Electrical – How to make a symmetrical DC power source

operational-amplifierpowerprobesource

I have been tasked with creating a logic probe that reads High/Low/High Impedance, but what works in simulations, isn't working in practice.
This was my idea:

I made a symmetrical power source using two resistors and a virtual ground, and fed the 741 OP AMP using these +VCC/2 and -VCC/2. The idea was for the probe voltage to be compared to half VCC, that way we'd get a -VCC/2 to +VCC/2 voltage output, and if there was high impedance, both LEDs would be off.

What ends up happening however, is no voltage output. I think the problem is in the symmetrical power source, because whenever the OP AMP is connected to the circuit, the perfect VCC/2 equilibrium between the two resistors is gone, and it goes to like 4v or whatever when feeding it with 5v.

Any ideas on why this circuit doesn't work? I have tried searching for ways to create a symmetrical power source, but all of them give me the same simulation results, so i figured it wouldn't change on practice.

Any ideas on why this circuit doesn't work?

Oh yeah. In one word (or at least one number): 741.

Never, ever, try to use a 741 with power supplies much different from +/- 15 volts. +/-12 is probably OK, and I've seen +/- 9 used. +/- 2.5? Hahahahaha.

Sorry. I got carried away.

But seriously, that's your problem (or at least the most obvious one). If you really must operate from a 5 volt supply, you need to use a comparator (not an op amp) rated for that voltage.

And your LED circuit is asking for trouble.

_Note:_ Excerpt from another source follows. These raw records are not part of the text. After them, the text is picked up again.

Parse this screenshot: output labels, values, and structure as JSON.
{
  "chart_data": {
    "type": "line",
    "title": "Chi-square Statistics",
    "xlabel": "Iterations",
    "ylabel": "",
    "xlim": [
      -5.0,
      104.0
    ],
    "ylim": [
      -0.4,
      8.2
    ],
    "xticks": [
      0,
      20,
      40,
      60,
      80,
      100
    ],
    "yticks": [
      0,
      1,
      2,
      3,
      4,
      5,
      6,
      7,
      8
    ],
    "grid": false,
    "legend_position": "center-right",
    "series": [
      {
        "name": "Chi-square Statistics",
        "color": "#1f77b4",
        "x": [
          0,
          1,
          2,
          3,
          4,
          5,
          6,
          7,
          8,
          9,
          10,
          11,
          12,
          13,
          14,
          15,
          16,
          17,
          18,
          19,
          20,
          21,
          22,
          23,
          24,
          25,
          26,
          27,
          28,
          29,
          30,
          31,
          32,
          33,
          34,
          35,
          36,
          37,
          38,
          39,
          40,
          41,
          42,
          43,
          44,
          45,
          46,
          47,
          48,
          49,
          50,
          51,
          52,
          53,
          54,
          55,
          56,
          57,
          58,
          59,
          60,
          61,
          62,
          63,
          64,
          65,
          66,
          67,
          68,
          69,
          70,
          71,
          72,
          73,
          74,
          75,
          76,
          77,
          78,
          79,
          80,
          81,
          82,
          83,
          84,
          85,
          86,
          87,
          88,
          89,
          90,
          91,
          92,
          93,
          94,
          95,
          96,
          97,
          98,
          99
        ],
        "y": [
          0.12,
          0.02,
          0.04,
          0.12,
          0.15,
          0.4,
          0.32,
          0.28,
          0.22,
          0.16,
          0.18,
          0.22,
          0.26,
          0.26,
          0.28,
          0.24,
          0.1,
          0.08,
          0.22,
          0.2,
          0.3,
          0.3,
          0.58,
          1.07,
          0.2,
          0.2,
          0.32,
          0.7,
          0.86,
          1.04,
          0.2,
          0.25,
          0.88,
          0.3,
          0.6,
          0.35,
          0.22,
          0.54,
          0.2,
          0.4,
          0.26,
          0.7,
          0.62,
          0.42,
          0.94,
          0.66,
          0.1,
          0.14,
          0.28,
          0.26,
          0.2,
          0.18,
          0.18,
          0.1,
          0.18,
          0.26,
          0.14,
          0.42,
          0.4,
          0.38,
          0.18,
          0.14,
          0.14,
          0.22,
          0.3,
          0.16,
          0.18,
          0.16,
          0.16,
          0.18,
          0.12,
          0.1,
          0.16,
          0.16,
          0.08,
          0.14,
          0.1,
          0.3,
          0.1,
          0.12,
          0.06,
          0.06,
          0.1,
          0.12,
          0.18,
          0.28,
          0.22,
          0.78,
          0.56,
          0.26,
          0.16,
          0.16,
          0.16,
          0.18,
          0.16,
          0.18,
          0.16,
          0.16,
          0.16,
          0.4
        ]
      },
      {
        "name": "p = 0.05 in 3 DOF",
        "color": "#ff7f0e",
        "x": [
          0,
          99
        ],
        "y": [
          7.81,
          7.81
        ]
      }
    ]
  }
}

If you use an LED with Vf less than about 2.5 volts and a rail-to-rail drive, you risk killing the LED. If you use something like a white LED, with a 3 - 3.5 volt threshold, you will get little or no output from the LED.

Umm. And let's talk about your 5 volt supply. You realize, I hope, that you will be tempted to use the same 5 volt supply for your logic as your probe. And if you do you cannot possibly establish your virtual ground. Look at your schematic again, and put a ground connection on the - side of the 5 volts, and think about what will happen.

Finally, be aware that the LED current will affect the midpoint ground set by the two 1k resistors. In fact, if you have (let's say) 10 mA through the LED, this is 4 times the nominal current through the resistors and will swamp them.

EDIT - In comment, an alternative (LM339) was suggested.

That won't work either, and in some respects is an even worse choice than a 741. Regardless of supply voltages, it cannot drive the High LED at all. The output of the LM339 is essentially a one-way switch between the output and the - supply (called ground on a 339). When active (LOW output) it will turn on the Low LED. When not (HIGH output) it will do nothing at all, so the High LED will never turn on. See page 10 of the data sheet.

It also has considerably higher current capacity than a 741, so is almost guaranteed to kill the Low LED if it does turn it on. LEDs need current limiting.